The Flash #4

by Greg McElhatton, Reviewer |

Cover Price
$2.99 (USD)
Release Date
Dec 28th, 2011

Wed, December 28th, 2011 at 5:31PM (PST)


"The Flash" is one of those comics where, right now, the big attraction is the art. That's not to say that the story isn't worth reading. Rather, the story is currently being overshadowed by Francis Manapul and Brian Buccellato's amazing visuals.

Manapul's having a lot of fun playing with layouts here; when we get Mob Rule's rather horrific origin, Manapul takes the gruesome idea and keeps it all off-panel... except that the panels themselves are shaped into hands and feet, with the results of torture shown in those panel borders. A two page spread finishing up the origin has a massive tree at its center, and in-between each set of branches is another panel.
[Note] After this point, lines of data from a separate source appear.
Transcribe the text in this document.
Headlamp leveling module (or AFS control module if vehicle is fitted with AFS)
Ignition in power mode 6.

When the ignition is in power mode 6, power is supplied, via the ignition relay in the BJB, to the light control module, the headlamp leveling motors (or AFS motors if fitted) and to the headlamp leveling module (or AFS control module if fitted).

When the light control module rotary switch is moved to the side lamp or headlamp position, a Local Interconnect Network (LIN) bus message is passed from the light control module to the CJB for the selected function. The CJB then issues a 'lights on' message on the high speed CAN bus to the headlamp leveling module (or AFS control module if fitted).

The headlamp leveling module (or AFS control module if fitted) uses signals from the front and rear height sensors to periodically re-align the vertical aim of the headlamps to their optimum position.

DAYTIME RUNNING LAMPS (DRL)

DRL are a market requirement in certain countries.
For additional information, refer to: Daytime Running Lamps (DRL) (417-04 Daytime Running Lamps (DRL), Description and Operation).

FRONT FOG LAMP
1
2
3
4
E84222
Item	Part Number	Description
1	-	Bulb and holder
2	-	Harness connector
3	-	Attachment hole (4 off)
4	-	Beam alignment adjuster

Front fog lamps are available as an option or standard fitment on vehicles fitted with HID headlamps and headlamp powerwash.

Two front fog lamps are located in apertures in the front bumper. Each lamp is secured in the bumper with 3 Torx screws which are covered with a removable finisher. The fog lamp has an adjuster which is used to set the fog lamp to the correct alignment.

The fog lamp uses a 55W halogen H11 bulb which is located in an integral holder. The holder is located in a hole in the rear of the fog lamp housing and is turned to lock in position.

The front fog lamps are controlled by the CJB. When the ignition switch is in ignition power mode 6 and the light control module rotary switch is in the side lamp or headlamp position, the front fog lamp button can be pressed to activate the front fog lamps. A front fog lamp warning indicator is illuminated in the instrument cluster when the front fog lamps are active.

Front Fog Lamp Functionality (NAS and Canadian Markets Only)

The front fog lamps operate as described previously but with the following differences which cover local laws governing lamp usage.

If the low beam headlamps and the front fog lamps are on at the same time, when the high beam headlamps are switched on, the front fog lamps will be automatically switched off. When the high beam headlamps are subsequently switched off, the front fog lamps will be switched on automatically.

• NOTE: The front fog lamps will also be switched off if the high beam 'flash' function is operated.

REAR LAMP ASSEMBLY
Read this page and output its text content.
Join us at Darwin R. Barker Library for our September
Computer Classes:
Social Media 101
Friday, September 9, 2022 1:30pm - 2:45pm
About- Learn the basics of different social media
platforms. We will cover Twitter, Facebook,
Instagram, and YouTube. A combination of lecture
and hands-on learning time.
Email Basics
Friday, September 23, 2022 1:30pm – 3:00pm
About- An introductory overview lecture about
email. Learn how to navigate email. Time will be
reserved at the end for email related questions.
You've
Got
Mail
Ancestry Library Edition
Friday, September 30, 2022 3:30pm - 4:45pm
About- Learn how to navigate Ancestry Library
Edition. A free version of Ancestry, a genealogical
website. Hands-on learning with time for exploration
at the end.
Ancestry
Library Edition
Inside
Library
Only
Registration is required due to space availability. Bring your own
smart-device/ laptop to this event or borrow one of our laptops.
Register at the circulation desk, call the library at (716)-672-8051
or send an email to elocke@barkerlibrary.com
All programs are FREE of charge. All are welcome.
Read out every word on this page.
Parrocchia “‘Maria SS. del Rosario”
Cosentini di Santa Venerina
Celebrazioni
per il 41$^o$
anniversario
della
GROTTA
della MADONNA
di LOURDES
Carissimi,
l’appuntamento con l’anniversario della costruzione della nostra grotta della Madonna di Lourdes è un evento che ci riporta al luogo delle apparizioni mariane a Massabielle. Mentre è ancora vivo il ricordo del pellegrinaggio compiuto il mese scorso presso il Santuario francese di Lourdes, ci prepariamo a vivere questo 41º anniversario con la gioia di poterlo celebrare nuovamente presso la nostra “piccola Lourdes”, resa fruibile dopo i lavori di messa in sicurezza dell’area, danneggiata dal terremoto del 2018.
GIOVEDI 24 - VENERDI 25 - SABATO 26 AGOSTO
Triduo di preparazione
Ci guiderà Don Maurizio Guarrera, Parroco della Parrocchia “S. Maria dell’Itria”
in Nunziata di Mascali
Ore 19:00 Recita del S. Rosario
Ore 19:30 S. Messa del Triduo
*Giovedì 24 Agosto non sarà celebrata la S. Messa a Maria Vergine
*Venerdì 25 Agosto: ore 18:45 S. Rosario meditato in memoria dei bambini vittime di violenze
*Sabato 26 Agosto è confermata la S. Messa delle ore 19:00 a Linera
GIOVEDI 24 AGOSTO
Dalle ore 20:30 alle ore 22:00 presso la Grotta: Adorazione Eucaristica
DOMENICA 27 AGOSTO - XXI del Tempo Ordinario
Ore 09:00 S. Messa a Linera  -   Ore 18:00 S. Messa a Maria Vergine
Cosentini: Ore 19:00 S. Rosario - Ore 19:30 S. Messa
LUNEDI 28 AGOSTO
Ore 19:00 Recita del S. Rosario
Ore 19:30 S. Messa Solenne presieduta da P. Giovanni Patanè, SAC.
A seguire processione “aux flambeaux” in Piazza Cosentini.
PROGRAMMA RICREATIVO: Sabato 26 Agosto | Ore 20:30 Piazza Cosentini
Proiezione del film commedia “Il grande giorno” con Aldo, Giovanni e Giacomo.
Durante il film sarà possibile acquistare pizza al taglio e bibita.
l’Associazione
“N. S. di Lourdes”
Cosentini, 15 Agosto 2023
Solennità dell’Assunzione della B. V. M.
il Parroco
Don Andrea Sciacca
Even tears trickling across the floor turn into panel borders, spilling out Mob Rule's memories amidst his sorrow.

Manapul does more than just turn out interesting layouts, though. He and Buccellato are telling their story with visuals in all sorts of manners. I like the softer, fuzzier, almost-painted look that we get for flashbacks, while present-day scenes are drawn with a crisper line. The icy blue skies for the winter funeral scenes instantly set that particular stage as well, serving as a contrast to the here and now. And when Manuel leaps forward and is tackled by members of Mob Rule and pushed through the panel borders into the white void? It's a beautiful sequence that is both startling and exciting.

Manapul and Buccellato's story isn't bad, either. It's just not at the level of their (amazing) art. Mob Rule's origin, as mentioned before, is horrific but it's also inventive. I suspect it's not what anyone would have expected for the character, and it casts him in a very different light. They also do a good job with establishing Manuel's friendship with Barry as being strong, something that I approve of. It makes this new character more interesting than he'd have otherwise been, and adds some stakes to the story. All in all, it's a perfectly reasonable script, and leads into the conclusion around the corner.

"The Flash" is definitely worth checking out, even if only for the art. Hopefully with time the script will shift from good to excellent, but the art is already at that high level. It's definitely one of the top-five most handsome books from DC Comics right now, and it's a pleasure to see Manapul and Buccellato shining so strongly here.